On the web at large, of course, there is no meaningful schema, and it's impossible to make any simplifying assumptions about the subject matter of your question before you ask it. It is more productive to search in IMDb than with Google not because IMDb's searching is better, but because its data is better. But this does not even fractionally exonerate Google, or anybody else who is currently trying to solve an information problem by defining it as a search problem. They're all data problems. Google has the hardest version of this problem, since they don't directly control the information-space they're searching, but they have more than enough power and credibility to lead a revolution if they can muster the vision and organization. And anybody building an "enterprise" search tool has no such excuse; the enterprise does control their information-space, at least out to the edges where it touches the public space, and every second that can be invested in improving the data will be at least as productive as an hour sunk into flatly searching it.
So if I worked for a Searching company right now, I'd start madly redefining ourselves tomorrow. We are not a searching company, we are an information organization company. The last resort is necessary, but neither sufficient nor transformative. I'd pull the smartest people I had off of "search" and put them to work on tools for the other end of the information process, reaching to the humans who are creating it and giving them the power to communicate not just the words of what they know but the structure of it, and to the collective mass of people to help them communicate and recognize and refine their collective knowledge about the schemas of known and knowable things. This is why Google Base holds the future of Google, and why you should sell your Google stock right now if they keep treating it as mainly a way for someone to buy your unused exercise equipment from you using a credit card. It should be the world's de facto public forum for the negotiation of the schema of all human knowledge, and if it isn't, every other decision Google makes will be forced by whatever is.

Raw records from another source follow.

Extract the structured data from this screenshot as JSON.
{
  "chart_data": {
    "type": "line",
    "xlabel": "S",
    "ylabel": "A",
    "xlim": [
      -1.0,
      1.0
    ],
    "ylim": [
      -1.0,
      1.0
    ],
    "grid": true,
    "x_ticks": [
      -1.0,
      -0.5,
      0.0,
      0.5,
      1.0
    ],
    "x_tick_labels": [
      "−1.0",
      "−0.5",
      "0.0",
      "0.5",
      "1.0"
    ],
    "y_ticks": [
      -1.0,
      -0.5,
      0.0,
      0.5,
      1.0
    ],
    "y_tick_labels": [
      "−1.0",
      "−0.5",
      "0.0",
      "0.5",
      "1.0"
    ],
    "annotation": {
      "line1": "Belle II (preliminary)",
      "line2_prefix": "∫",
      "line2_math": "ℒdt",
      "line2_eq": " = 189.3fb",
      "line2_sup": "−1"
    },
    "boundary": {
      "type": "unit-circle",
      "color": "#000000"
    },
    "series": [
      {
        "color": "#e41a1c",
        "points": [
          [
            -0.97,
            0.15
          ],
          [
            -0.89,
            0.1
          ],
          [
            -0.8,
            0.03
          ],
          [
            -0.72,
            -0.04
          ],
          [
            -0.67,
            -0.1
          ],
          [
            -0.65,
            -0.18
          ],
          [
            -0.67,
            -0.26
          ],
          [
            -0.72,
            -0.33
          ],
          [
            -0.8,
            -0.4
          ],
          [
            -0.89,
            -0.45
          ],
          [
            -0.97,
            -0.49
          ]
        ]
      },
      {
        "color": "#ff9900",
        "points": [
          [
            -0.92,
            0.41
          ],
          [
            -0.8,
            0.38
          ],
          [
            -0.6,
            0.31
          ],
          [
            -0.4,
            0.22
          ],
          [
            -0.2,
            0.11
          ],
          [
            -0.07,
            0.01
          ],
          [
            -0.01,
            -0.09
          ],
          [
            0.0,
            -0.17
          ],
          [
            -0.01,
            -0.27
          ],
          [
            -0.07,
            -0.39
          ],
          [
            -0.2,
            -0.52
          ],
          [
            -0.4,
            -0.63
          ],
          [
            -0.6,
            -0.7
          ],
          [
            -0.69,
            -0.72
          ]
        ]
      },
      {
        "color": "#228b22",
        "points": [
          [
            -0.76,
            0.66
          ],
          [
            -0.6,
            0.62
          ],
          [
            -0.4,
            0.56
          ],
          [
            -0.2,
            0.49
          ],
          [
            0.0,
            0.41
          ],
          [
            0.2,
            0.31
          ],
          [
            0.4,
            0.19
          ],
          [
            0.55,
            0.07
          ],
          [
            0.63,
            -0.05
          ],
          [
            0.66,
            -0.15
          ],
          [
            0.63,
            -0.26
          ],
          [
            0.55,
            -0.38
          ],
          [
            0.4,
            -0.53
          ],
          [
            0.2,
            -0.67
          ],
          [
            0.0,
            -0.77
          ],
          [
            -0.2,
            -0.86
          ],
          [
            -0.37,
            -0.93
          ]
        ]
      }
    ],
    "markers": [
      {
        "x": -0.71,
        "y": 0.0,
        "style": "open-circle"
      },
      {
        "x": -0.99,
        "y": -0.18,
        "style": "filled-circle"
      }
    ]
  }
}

But well-structured data, though necessary, isn't sufficient either. The good news for "search" companies is that improving the data is itself just a means to an end. Ideal data only encodes what we already know. The problems of useful inference from known data are hugely harder and super-hugely more valuable than the current forms of searching, especially when you realize that the boundary between private and public data is an obstacle and an opportunity in both directions not a wall to hide behind or run away from. The real future of "search" is in providing humans with the tools to form questions that haven't already been answered, and assemble the possible pieces of the answer, from threads of reasoning that traverse all kinds of territories of partial knowledge, into some form that synthesizes ideas that have never before even been juxtaposed, and onto which humans can further apply human powers where machine powers really fail -- fail because the machines are machines, not where they fail because we didn't take the time to let them be more thoroughly themselves -- so that they in turn can help us be more completely and wisely human.